Инспектор оседлал рыбу, которая теперь, на отмели, не сопротивлялась почти, распорол сеть вдоль шишкастого белужьего хребта так, что длинный нос попал на свободу, быстро пересел, не давая рыбе запутаться снова, и взрезал сеть в другую сторону до хвоста. Потом встал, спрятал ножик и ногой толкнул рыбу в бок. Она перевернулась, как бревно, и, изогнувшись, ударила хвостом, окатив водой и инспектора, и стоявших за ним туристов — их было трое: один с топориком, другой с поленом, третий держал подсачек. Окатило водой и Гусятова, который, разинув рот, приподнялся и недоуменно следил за освобождением белуги. Гусятов вздрогнул, вернулся к горькой реальности и вздохнул: хорошая была рыба. А когда Шмаков, обняв белугу под брюхо, отволок ее на достаточную глубину, монтер поинтересовался:
— Слушай, инспектор, а если бы ты меня с этой тушей накрыл, что тогда?
— Соответственно, — пожал плечами инспектор. — Лодка, моторы и четыре сотни.
— Ну уж это ты брось! Это слишком!
— Не, — прикинул инспектор, — думаю, в самый раз. А теперь поезжай домой — и с двадцатником к Тоньке. Она тебе бланку выдаст — распишешься.
— И Тоньку, вишь, к враждебной деятельности привлек! — обратился монтер к туристам. — Навроде секлетарши она теперь, — скорчил рожу и повилял бедрами. — Тьфу! Таку девку споганил!
— Чего?! — подступил Шмаков. — Как это так «споганил»?
— Идеологически! — решительно пояснил монтер.
— А-а, — смягчился инспектор.
— Где ж я сейчас двадцатник достану? — без всякого перехода спросил Гусятов.
— Не достанешь?
— Где же?
— Снимай моторы.
— Ну…
— Снимай, говорю, «Вихри»!
— Эх, мать честная!
— Давай, давай, а то зубами стукочешь — аж страшно.
— Холодно ведь…
— Во! И я говорю. И это, чтоб мне без шуток!
— Да ладно! В первый раз, что ли?
Отвязывая лодку, монтер вдруг поинтересовался:
— Слушай, Шмак, а вот когда мы тянули, тебя, часом, азарт не прошиб?
— Было, — признал инспектор.
— Вот черт! — рассмеялся Гусятов. — Молодец!
— Чего это вдруг?
— А черт его знает, сам не пойму… Но чего-то, — он хитро прищурился, — чего-то есть.
— Балабол, — отмахнулся инспектор. — Ну а вы, орелики, чего стоите? Или не знаете, что осетровые под запретом?

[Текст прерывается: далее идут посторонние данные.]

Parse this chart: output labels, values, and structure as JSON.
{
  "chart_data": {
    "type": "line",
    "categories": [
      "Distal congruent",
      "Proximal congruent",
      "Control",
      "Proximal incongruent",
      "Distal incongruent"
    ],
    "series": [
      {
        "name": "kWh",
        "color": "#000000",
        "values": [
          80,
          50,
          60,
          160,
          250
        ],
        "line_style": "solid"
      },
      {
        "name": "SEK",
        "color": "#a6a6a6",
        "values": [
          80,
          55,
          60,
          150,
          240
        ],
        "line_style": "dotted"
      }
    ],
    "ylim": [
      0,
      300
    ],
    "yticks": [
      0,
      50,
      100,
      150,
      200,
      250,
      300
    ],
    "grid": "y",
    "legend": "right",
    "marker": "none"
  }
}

— Ну, мужики, держись! — крикнул Гусятов и, потеряв чувство солидарности, захихикал.
— Знаем, — виновато сказал один, — да как-то… от неожиданности.
— Рыбина больно здоровая, не видали таких, — помогал оправдываться второй.
— Это да. Я и сам таких… — инспектор закурил, — не часто вижу… Откуда будете?
— Из Москвы.
Шмаков помолчал, потом, скрывая зависть, тихо спросил:
— Студенты?
— Отучились уже.
— А сюда, стало быть, в отпуск?
— Ага.
— Ну и что ловится?
Они подвели Ромку к палатке, у которой на проволоке вялилась рыба: красноперки, лещи.
— Удочкой?
— Конечно!
— А если б то же самое сеткой… — Шмаков прикинул, — рублей эдак в двести пятьдесят обошлось. Понятно? — спросил инспектор того, что стоял ближе.
— Понятно.
— Да ты брось сачок-то? Чего ты с ним ходишь, чудила?.. Был тут раньше рыбацкий колхоз, сейчас-то его упразднили — ловить нечего… Так вот, в лучшие свои времена колхоз вылавливал за сезон, думаю, раз в пять меньше, чем ваш брат любитель нынче вылавливает…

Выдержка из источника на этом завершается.